Section 1927 provides:
Any attorney or other person admitted to conduct cases in any court of the
United States or any territory thereof who so multiplies the proceedings in
any case unreasonably or vexatiously may be required by the court to satisfy
personally the excess costs, expenses, and attorney’s fees incurred because
of such conduct.
The BAP first examined the issue whether the law firm could be sanctioned for the actions of one of its attorneys. Noting a circuit split authority on the issue (2nd, 3rd, 8th, 11th and D.C. Circuits say “yes”; 6th, 7th, and 9th Circuits say “no”) the BAP ruled that § 1927 does apply to law firms. In so holding the court cited a district court opinion which reasoned that the inclusion of the term “personally” in § 1927 is not intended to limit the sanctions to the individual attorney, but rather to make it clear that the target of the sanction is to be the attorney(s) instead of an irresponsible client.
Turning to the merits of the sanctions, the BAP explained the type of conduct to which § 1927 applies (at least in the First Circuit which covers Puerto Rico where the chapter 7 bankruptcy case was pending). It points out that the phrase “multiplies the proceedings” means the conduct must affect already initiated proceedings. Conduct is “vexatious” if it is harassing or annoying, regardless of intent. It does not apply to “garden variety carelessness or even incompetence” but requires that the “attorney’s actions evince a studied disregard need for an orderly judicial process, or add up to a reckless breach of the lawyers obligations as an officer of the court”. It does not require a finding of bad faith, but is intended “to deter dilatory litigation practices and punish aggressive tactics that far exceed zealous advocacy.”

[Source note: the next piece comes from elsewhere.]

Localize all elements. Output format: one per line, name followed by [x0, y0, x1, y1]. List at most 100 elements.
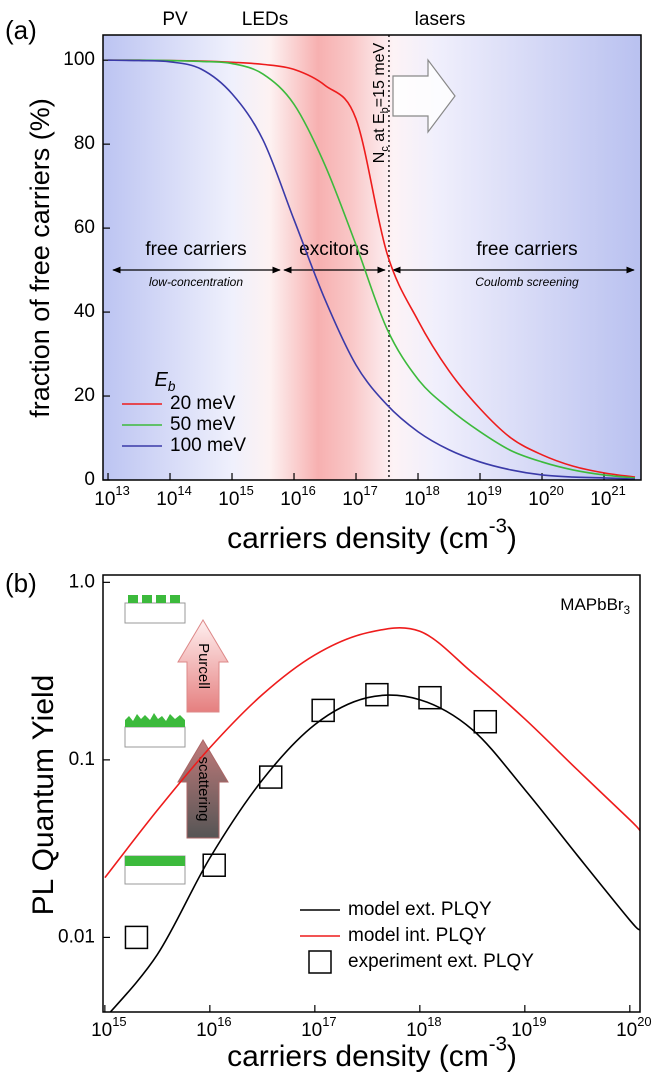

In applying these standards to Quiñones-Rodriguez’s conduct, the court found that “the record firmly establishes that the sanctioned conduct, especially Quiñones-Rodriguez’s refusal to respond to numerous telephone calls and emails over the course of several weeks, and her eleventh-hour filing of the Withdrawal Motion without warning all contributed to the need for the filing of opposition papers and to conduct the September 2014 hearing, which could have been obviated.”
There are several lessons to be learned from this case. If the litigation tactics of your opponent cross the line from zealous to abusive, you have several avenues for redress. If it involves the filing of a frivolous pleading, of course, Rule 9011 is available. If your opponent’s conduct is sufficiently outrageous to support a finding of bad faith, but has not necessarily had the effect of multiplying the proceedings, the court’s inherent power to sanction for any abuse of the judicial process may be invoked.
When, however, your opponent is just being a jerk, and that has the effect of delaying and multiplying the proceedings, § 1927 is readily available without the procedural requirements of Rule 9011 nor the standard of proof required for the court’s inherent powers. Trial courts are “accorded wide latitude in assessing when an attorney’s conduct crosses the line between what is acceptable if tedious and what is unreasonable and vexatious.” If you act like a jerk, the court will be more than likely to find the latter and it will cost you. It certainly did Ms. Quiñones-Rodriguez and her law firm.